L’échec scolaire qui débouche sur le chômage et sur une exclusion progressive de la société… Le cercle vicieux a tôt fait de s’installer et pointe un fautif: l’illettrisme. Et pire, l’analphabétisme. Une plateforme mobilise les acteurs pendant deux jours pour déboucher sur des actions potentiellement finançables par l’Europe.
Élue grande cause nationale en 2013, la lutte contre l’illettrisme manquait de moyens pour organiser une lutte efficace à Mayotte.
Et si plusieurs structures œuvrent dans leur coin, il n’existe aucune centralisation des actions en cours, pour une meilleure optimisation du travail. C’est le premier objectif de la Plateforme de lutte contre l’illettrisme et l’analphabétisme qui déroule sa première action sur deux jours, ces 7 et 8 septembre à la Cité des métiers à Mamoudzou.
Avec un premier constat inquiétant : 58% de la population est touchée, dont 39% par l’analphabétisme (Source Enquête INSEE-OPCALIA). Et plus étonnant, «on a la même proportion chez les salariés et chez les jeunes français scolarisés», indique Jean-Christophe Lebrun, chef de projet de mise en place de la Plateforme.
Le français, langue administrative
C’est l’Etat, à travers la Direction du travail et de l’emploi (Dieccte) qui la finance, mais ce sont les fonds européens du FSE qui sont visés, avec un cofinancement possible du Pôle emploi ou de la politique de la ville du conseil départemental. Le comité de pilotage de la Plateforme rassemble d’ailleurs le département aux côtés de la Dieccte, d’Opcalia et de Pôle emploi.

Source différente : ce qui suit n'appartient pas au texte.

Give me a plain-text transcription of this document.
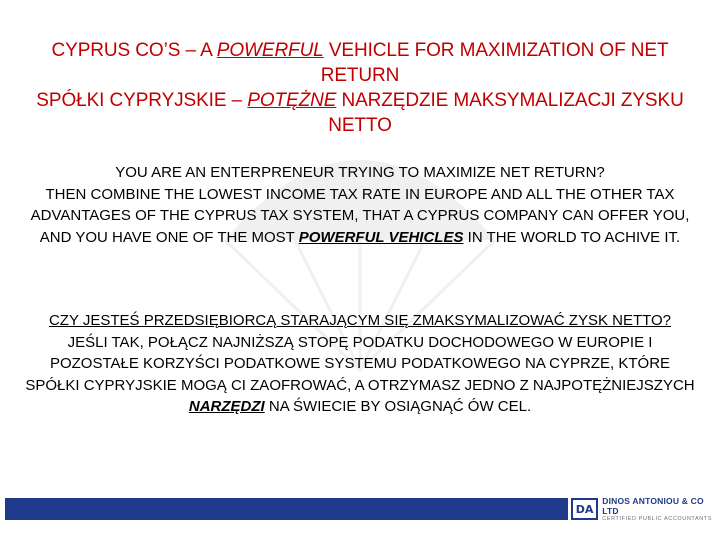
CYPRUS CO’S – A POWERFUL VEHICLE FOR MAXIMIZATION OF NET RETURN
SPÓŁKI CYPRYJSKIE – POTĘŻNE NARZĘDZIE MAKSYMALIZACJI ZYSKU NETTO
YOU ARE AN ENTERPRENEUR TRYING TO MAXIMIZE NET RETURN?
THEN COMBINE THE LOWEST INCOME TAX RATE IN EUROPE AND ALL THE OTHER TAX ADVANTAGES OF THE CYPRUS TAX SYSTEM, THAT A CYPRUS COMPANY CAN OFFER YOU, AND YOU HAVE ONE OF THE MOST POWERFUL VEHICLES IN THE WORLD TO ACHIVE IT.
CZY JESTEŚ PRZEDSIĘBIORCĄ STARAJĄCYM SIĘ ZMAKSYMALIZOWAĆ ZYSK NETTO?
JEŚLI TAK, POŁĄCZ NAJNIŻSZĄ STOPĘ PODATKU DOCHODOWEGO W EUROPIE I POZOSTAŁE KORZYŚCI PODATKOWE SYSTEMU PODATKOWEGO NA CYPRZE, KTÓRE SPÓŁKI CYPRYJSKIE MOGĄ CI ZAOFROWAĆ, A OTRZYMASZ JEDNO Z NAJPOTĘŻNIEJSZYCH NARZĘDZI NA ŚWIECIE BY OSIĄGNĄĆ ÓW CEL.
DA
DINOS ANTONIOU & CO LTD
CERTIFIED PUBLIC ACCOUNTANTS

L’absence de maîtrise de la langue française est en cause: «considérée comme une langue scolaire et administrative, elle n’est pas parlée dans les foyers», rappelle Mariame Saïd, la vice-présidente du conseil départemental chargée de la formation et de l’insertion, qui fait le corollaire sur le décalage entre l’offre de formation existante et le niveau de la population. La situation d’échec des apprenants impacte alors sur les résultats de la formation.
« Ne pas confondre illettrisme et inintelligence »
Mais attention, illettrisme n’est pas synonyme d’impasse. Il suffit pour s’en convaincre d’évoquer ce bachelier avec mention, réfugié syrien, qui ne parlait pas français trois ans auparavant. «Il faut casser les idées reçues, met en garde Bruno Tessier, chargé de la politique de la ville à la préfecture de Mayotte, et représentant l’Agence de lutte contre l’illettrisme. Il ne faut pas confondre illettrisme et inintelligence et les causes de l’illettrisme ne sont pas forcément liées à une dynamique sociale, mais aussi à une rupture familiale, un problème de santé… etc.»
Une action qui doit se poursuivre à tous les âges de la vie, rappelaient les organisateurs, qui doit impliquer associations mais aussi parents. Mais une première interrogation se pose, «comment amener la population vers les structures qui peuvent l’aider?»
Pour y répondre, les deux journées ont différencié les publics, salariés du public et du privé, et les autres, ceux qui sont pris en charge par les organismes invités ce lundi matin.
Ils sont une cinquantaine et sont appelés à intervenir pour faire part de leurs expériences : Ligue de l’enseignement, association des parents d’élèves d’Acoua, Centre de ressource de Mayotte ou organismes de formation professionnelle…
Le Plan départemental de lutte contre l’illettrisme de Marie-Luce Penchard avait fait long feu. Il semble que l’arrivée des fonds européens boostent les volontés. Et fassent évoluer les dogmes sur le français comme préalable : «Il ne faut pas jouer une langue contre une autre», mettait en garde Bruno Tessier.